Kepulangan sang kepala negara disambut langsung oleh Wakil Presiden Gibran Rakabuming Raka yang tampil mengenakan batik, didampingi Mensesneg Prasetyo Hadi, Kapolri Jenderal Listyo Sigit Prabowo, dan Panglima TNI Jenderal Agus Subiyanto. Di bawah langit Jakarta yang cerah, para pemimpin negara tersebut sempat tertangkap kamera berbincang hangat sejenak sebelum bergegas meninggalkan pangkalan udara.
Oleh-oleh Bernilai Fantastis dari AS
Kunjungan ini bukan sekadar perjalanan seremonial. Di Amerika Serikat, destinasi pertamanya, Prabowo tidak hanya menghadiri rapat perdana Board of Peace, tetapi juga melakukan langkah strategis dengan menandatangani The Agreement of Reciprocal Trade.
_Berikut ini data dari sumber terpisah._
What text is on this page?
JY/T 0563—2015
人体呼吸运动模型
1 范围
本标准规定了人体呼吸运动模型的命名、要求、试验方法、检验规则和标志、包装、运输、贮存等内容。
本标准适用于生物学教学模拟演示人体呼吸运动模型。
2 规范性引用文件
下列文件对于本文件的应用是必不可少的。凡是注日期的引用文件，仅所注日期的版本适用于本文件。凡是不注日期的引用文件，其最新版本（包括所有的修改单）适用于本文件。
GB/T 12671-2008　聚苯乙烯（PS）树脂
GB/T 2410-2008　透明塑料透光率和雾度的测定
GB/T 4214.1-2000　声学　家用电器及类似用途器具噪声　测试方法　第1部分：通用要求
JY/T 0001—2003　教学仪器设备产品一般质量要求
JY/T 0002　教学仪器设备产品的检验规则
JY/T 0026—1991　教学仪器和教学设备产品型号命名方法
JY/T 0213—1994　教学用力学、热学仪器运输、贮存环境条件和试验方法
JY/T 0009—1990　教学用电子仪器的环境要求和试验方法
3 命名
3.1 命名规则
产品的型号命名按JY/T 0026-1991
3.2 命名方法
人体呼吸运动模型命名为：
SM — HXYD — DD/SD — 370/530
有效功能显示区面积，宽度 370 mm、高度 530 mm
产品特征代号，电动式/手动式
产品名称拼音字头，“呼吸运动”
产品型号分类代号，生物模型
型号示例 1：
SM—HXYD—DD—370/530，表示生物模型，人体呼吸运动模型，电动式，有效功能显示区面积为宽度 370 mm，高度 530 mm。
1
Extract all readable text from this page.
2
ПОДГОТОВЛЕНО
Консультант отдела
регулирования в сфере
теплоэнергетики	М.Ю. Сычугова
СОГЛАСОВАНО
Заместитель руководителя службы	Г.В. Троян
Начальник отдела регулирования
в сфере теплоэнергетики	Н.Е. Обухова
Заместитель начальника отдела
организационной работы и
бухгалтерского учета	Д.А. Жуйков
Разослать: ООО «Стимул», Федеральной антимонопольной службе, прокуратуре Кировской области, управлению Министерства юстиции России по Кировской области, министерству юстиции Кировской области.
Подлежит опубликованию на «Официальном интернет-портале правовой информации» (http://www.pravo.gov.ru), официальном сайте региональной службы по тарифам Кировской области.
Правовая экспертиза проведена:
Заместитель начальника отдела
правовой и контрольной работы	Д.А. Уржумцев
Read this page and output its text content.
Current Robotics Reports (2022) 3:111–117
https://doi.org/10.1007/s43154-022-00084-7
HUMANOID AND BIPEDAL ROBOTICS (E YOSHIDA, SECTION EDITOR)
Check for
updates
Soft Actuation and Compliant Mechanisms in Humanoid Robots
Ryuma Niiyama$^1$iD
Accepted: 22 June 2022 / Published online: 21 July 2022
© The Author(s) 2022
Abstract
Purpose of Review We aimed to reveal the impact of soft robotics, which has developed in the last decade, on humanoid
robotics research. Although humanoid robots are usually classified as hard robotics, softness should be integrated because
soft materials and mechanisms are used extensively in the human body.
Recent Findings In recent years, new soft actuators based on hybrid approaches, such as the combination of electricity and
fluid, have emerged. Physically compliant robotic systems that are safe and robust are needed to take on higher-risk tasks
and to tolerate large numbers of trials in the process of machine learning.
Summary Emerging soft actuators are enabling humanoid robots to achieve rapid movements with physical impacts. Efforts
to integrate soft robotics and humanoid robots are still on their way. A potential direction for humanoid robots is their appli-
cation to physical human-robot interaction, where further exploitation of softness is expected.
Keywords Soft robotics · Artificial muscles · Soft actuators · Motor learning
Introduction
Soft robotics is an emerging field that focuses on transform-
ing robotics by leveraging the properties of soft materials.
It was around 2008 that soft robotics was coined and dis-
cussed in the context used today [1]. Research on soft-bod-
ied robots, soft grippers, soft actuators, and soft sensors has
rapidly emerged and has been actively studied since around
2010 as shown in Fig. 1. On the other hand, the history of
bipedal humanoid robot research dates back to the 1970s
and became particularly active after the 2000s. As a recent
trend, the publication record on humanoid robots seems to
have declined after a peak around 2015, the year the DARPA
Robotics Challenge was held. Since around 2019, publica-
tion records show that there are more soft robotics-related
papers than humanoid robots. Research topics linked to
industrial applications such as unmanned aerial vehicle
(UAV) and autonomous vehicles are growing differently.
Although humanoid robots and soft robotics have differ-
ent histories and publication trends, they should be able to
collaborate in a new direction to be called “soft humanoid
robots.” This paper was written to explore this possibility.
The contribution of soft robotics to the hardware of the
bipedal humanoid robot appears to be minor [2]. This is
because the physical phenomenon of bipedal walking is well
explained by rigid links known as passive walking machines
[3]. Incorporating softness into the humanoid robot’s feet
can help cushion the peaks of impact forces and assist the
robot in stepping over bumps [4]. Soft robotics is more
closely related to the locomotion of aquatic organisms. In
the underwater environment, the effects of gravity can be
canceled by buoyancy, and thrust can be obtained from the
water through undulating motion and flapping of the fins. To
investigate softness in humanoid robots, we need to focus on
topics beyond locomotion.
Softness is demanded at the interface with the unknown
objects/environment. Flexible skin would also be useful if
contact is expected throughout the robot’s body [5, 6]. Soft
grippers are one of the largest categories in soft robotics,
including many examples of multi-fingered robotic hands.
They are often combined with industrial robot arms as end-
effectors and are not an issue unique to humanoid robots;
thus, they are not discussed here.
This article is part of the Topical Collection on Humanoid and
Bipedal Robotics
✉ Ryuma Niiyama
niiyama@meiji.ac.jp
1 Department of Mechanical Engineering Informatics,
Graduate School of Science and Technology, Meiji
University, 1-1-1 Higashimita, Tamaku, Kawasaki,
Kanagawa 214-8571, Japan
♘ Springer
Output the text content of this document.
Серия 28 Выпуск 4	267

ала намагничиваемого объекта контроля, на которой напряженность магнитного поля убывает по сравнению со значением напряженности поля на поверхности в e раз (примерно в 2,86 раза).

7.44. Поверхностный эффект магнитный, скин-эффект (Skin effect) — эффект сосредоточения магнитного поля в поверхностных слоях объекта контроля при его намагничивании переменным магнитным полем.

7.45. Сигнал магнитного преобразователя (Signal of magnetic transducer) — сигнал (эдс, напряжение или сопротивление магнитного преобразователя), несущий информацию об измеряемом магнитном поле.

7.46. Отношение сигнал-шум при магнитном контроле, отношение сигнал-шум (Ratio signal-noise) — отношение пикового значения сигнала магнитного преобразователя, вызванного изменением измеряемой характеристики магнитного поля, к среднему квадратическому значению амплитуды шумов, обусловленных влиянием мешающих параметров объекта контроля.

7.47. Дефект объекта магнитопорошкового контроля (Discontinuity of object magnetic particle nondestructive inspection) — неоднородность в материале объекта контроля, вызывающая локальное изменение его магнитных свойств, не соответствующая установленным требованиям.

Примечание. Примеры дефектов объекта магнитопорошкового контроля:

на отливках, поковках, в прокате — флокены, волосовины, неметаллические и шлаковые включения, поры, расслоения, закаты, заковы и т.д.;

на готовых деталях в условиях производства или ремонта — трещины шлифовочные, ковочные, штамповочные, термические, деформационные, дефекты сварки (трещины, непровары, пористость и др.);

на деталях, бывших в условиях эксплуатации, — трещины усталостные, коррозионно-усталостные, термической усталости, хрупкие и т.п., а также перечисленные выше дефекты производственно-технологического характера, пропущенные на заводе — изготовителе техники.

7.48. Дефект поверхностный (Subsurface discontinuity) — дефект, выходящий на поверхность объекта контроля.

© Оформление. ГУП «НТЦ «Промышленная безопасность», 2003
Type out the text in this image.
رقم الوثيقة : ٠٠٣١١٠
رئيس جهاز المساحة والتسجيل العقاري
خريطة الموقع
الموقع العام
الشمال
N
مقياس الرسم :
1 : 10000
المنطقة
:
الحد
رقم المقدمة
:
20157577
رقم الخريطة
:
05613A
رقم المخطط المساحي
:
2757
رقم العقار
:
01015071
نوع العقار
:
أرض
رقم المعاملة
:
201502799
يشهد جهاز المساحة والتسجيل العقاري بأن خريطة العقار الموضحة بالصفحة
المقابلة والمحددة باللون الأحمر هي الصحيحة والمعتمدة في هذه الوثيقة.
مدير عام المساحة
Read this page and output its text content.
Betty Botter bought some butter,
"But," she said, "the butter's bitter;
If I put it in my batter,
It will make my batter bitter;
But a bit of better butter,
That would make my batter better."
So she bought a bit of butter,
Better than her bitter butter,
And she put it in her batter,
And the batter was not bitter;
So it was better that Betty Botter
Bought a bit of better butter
Hasilnya pun konkret. Prabowo berhasil memboyong komitmen investasi dan perdagangan dengan nilai total mencapai US$38,4 miliar atau setara lebih dari Rp600 triliun. Investasi ini mencakup berbagai sektor krusial, mulai dari pertanian, tekstil, hingga pengembangan kawasan industri berbasis teknologi hijau.
Misi Teknologi dan Kemanusiaan
Langkah kaki Prabowo kemudian berlanjut ke Inggris. Di sana, ia fokus pada masa depan digital Indonesia dengan menyaksikan kerja sama antara Danantara dan ARM Limited. Misi ambisius ini menargetkan pengiriman 15.000 engineer Indonesia untuk dilatih langsung dalam ekosistem semikonduktor dunia.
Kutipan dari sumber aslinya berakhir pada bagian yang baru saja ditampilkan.